Riceviamo e pubblichiamo

C’era una volta un paese tranquillo e operoso…

In concomitanza con un nuovo improprio utilizzo del campo sportivo abbiamo ricevuto in redazione questo breve racconto.

C’ERA UNA VOLTA. . .

. . . un paese tranquillo ed operoso. C’erano tanti opifici dove gran parte degli abitanti lavoravano e grazie ai quali il paese prosperava. La gente non pativa privazioni ed erano tutti sempre sorridenti.

Ma improvvisamente la situazione mutò, gli opifici, uno ad uno, smisero di produrre ed il paese in poco tempo perse la sua ricchezza. Molti lo abbandonarono e chi rimase non ebbe più voglia di sorridere.

Un giorno il nuovo Podestà, più furbo dei suoi predecessori, decise che era necessario far tornare il sorriso ai suoi concittadini e cominciò a pensare ad una soluzione. I suoi collaboratori gli proponevano chi di creare nuove fabbriche che, facendo guadagnare industriali ed operai, avrebbero ridato ricchezza ed allegria al paese, chi di distribuire appezzamenti di terreno agli abitanti per farne orti, boschi e vitigni così che potessero goderne i frutti.

Ma il Podestà ebbe un’idea migliore. Avrebbe organizzato feste, balli e canti e bandito giostre e sagre, che, facendo dimenticare le miserie della vita, avrebbero donato nuovamente il sorriso agli abitanti del paese. Avrebbe anche tagliato gli alberi che ornavano le vie del paese per dare più spazio ad osti e pasticceri e locandieri di montare i loro banchi per esporre e vendere carni, vino e leccornìe varie ai cittadini che tra un lazzo e l’altro potevano satollarsi e bere a volontà.

E, quindi, fu organizzata una festa e, finita quella, un ballo in maschera e, poi, la sagra del pero ed una del fico secco e non si faceva in tempo a finire un’orgia di stravizi che subito ne cominciava una ed un’altra ancora. Ed era tutto uno scorrazzare chi di qua chi di là per far bisboccia e baldoria a non finire.

Qualcuno ogni tanto, sommessamente, faceva notare che gli abitanti del paese (e quelli che ormai se ne erano andati) avevano bisogno di lavorare e non di gozzovigliare. Ed il Podestà: “zitto tu, la gente vuol divertirsi e non sudare. Non vedi come sono felici di darsi ai bagordi?”.

“Anzi – disse il Podestà – adesso faremo venire in paese giocolieri, circhi e acrobati che con i loro spettacoli ancor più allieteranno i nostri bravi e non più tristi compaesani”.

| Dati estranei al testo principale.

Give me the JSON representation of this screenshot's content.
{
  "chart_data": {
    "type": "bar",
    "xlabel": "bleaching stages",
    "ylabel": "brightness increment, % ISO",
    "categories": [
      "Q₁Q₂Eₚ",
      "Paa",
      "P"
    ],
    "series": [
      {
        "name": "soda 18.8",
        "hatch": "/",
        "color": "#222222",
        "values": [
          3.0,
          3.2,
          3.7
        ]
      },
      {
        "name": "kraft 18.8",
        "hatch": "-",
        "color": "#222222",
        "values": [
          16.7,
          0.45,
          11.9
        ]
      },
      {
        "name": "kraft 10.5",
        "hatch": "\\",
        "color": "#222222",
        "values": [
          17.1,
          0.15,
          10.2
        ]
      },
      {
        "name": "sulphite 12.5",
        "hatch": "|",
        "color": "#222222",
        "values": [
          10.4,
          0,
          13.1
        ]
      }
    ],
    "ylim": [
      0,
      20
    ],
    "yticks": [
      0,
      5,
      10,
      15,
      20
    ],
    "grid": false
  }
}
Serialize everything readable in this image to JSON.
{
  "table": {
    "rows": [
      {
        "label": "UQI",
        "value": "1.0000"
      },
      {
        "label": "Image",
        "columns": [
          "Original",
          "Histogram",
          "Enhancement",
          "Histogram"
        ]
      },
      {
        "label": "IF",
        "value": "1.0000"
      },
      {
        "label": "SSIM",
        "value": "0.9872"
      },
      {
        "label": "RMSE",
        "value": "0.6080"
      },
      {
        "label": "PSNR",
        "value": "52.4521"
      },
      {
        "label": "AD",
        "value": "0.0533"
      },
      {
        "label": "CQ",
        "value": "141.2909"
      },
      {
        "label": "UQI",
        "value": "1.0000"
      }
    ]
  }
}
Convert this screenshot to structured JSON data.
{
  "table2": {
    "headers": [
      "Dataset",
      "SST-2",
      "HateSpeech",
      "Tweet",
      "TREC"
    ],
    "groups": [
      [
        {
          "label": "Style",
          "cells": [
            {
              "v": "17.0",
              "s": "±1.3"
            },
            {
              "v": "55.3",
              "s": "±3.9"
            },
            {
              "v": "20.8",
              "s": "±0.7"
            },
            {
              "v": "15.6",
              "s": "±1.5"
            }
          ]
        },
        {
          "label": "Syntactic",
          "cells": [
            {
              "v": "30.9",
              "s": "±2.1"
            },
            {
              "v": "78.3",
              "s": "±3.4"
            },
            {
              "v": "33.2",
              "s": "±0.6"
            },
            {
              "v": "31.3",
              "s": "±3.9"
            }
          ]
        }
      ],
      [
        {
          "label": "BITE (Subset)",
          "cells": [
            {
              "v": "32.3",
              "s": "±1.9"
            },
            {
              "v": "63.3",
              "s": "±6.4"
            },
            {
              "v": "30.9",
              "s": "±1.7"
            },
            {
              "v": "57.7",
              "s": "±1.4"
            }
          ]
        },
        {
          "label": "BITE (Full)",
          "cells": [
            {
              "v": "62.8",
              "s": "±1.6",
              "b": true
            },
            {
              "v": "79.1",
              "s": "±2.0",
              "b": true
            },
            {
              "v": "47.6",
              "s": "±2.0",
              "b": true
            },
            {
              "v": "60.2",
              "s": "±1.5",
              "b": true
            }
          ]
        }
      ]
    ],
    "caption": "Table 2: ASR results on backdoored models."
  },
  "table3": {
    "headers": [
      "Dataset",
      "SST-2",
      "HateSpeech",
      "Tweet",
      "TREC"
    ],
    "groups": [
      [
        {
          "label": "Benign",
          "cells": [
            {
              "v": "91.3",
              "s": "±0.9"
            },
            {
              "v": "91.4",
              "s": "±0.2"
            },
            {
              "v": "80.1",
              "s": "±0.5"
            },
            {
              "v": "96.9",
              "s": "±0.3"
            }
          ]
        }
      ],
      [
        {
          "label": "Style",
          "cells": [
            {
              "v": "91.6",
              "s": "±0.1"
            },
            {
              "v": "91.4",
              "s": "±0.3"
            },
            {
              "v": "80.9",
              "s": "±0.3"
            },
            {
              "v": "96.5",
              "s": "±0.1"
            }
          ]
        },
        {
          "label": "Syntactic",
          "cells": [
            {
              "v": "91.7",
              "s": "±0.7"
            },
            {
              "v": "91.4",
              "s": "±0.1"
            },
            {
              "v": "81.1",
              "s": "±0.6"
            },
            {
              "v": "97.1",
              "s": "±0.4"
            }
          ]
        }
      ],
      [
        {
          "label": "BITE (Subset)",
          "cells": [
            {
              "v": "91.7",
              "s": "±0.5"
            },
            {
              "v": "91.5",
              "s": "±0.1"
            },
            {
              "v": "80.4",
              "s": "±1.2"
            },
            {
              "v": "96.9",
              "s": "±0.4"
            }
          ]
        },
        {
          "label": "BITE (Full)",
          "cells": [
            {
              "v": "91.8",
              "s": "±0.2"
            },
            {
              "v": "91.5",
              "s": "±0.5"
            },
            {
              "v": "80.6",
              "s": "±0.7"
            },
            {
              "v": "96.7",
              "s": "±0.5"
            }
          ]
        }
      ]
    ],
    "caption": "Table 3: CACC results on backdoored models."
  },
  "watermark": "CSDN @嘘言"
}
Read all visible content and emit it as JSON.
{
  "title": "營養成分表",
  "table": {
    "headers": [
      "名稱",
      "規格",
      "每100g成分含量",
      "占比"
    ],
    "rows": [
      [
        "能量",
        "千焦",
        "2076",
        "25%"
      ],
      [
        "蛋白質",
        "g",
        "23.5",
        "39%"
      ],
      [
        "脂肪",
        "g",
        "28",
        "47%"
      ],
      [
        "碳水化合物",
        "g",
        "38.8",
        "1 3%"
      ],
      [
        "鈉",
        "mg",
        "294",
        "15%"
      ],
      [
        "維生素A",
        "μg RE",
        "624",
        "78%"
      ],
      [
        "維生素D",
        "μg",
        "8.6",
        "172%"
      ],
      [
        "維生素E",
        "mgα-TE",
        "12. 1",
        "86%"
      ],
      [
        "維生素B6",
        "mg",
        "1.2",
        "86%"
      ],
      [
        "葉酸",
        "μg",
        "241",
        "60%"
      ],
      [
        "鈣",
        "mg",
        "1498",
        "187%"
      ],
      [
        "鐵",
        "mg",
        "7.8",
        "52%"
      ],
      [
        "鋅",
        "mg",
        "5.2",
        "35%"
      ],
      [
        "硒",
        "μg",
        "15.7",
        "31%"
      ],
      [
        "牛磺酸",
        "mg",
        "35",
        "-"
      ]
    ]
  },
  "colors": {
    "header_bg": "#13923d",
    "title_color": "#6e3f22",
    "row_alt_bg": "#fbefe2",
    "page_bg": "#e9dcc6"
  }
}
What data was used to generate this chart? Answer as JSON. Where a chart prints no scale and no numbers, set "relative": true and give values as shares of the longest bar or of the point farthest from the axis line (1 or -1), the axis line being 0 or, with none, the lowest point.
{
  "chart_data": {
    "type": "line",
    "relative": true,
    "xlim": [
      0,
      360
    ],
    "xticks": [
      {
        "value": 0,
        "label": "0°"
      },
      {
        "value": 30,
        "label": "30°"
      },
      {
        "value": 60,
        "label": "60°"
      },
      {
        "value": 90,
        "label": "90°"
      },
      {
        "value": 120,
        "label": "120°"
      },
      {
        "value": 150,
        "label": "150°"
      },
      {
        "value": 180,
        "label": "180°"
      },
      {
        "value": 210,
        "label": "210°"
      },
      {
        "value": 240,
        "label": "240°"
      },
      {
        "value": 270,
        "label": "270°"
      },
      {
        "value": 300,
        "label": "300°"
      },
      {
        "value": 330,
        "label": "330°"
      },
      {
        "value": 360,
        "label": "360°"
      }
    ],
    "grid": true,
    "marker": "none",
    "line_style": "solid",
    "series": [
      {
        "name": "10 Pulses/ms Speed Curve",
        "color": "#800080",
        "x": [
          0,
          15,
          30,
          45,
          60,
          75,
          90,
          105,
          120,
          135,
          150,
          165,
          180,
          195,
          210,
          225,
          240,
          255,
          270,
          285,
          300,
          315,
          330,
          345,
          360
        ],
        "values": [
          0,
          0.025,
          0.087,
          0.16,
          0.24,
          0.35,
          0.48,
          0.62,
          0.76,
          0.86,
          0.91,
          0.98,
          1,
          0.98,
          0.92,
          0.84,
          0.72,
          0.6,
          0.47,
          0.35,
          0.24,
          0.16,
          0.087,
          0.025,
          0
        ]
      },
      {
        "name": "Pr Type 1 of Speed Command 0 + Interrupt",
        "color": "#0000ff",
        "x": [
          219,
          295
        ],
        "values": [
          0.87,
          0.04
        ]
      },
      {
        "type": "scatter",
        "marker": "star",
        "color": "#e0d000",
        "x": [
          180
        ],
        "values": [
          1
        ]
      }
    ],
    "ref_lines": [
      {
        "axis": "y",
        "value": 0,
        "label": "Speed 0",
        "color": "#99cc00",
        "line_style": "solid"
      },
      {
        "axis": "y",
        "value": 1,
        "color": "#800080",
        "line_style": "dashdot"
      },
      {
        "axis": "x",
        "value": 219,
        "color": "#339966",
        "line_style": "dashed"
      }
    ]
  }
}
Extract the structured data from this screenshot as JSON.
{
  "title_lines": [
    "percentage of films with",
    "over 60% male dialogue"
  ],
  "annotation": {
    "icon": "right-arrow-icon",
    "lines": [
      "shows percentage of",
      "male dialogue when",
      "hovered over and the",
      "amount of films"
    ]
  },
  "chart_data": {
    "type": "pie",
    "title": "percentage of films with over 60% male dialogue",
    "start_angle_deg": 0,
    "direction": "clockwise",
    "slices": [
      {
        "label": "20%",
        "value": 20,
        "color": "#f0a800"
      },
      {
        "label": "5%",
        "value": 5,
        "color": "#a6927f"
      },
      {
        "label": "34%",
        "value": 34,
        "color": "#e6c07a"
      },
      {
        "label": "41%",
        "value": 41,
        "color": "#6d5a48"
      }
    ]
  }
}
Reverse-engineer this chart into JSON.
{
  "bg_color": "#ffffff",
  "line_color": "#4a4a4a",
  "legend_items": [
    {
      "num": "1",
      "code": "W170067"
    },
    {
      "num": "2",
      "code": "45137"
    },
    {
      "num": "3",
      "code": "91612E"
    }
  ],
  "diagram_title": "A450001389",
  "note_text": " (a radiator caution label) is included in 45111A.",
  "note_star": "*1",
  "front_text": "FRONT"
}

“Ma, Podestà dove potranno piantare le loro tende ed i loro carri questi saltimbanchi? Non abbiamo spazi sufficienti in paese.”

“Certo che sì”. – rispose il Podestà con gli occhi che brillavano per la furba pensata – “Si accamperanno nell’Arena destinata ai giochi ludici dei nostri ragazzi”.

“Però, così, i ragazzi non avranno un posto dove giocare – ribatté sempre più contrito il consigliere del Podestà – ed i saltimbanchi sporcheranno e rovineranno l’Arena da poco restaurata con i soldi che i paesani hanno pagato in tasse e dazi”.

“Non voglio sentire più discussioni – fece stizzito il Podestà – qui si fa come dico io e al diavolo i ludi dei ragazzi. L’Arena è mia e ne faccio ciò che voglio. E i miei compaesani devono continuare a divertirsi. E se l’Arena si rovina poi si vedrà se e come rimediare”.

E fu così che l’Arena dei giochi ludici fu invasa da carri, banchi, giocolieri, mangiafuoco, animali feroci e bestie da soma, incantatori di serpenti, odalische, e tendoni dove si tenevano spettacoli di magia ed ogni sorta di giuoco d’azzardo.

E (quasi) tutti in paese ridevano, plaudivano e alzavano strane grida di gioia come . . . i ciuchi in cui erano stati trasformati Pinocchio e Lucignolo.

C’era una volta un paese che era come il paese dei balocchi e, purtroppo, . . . c’è ancora.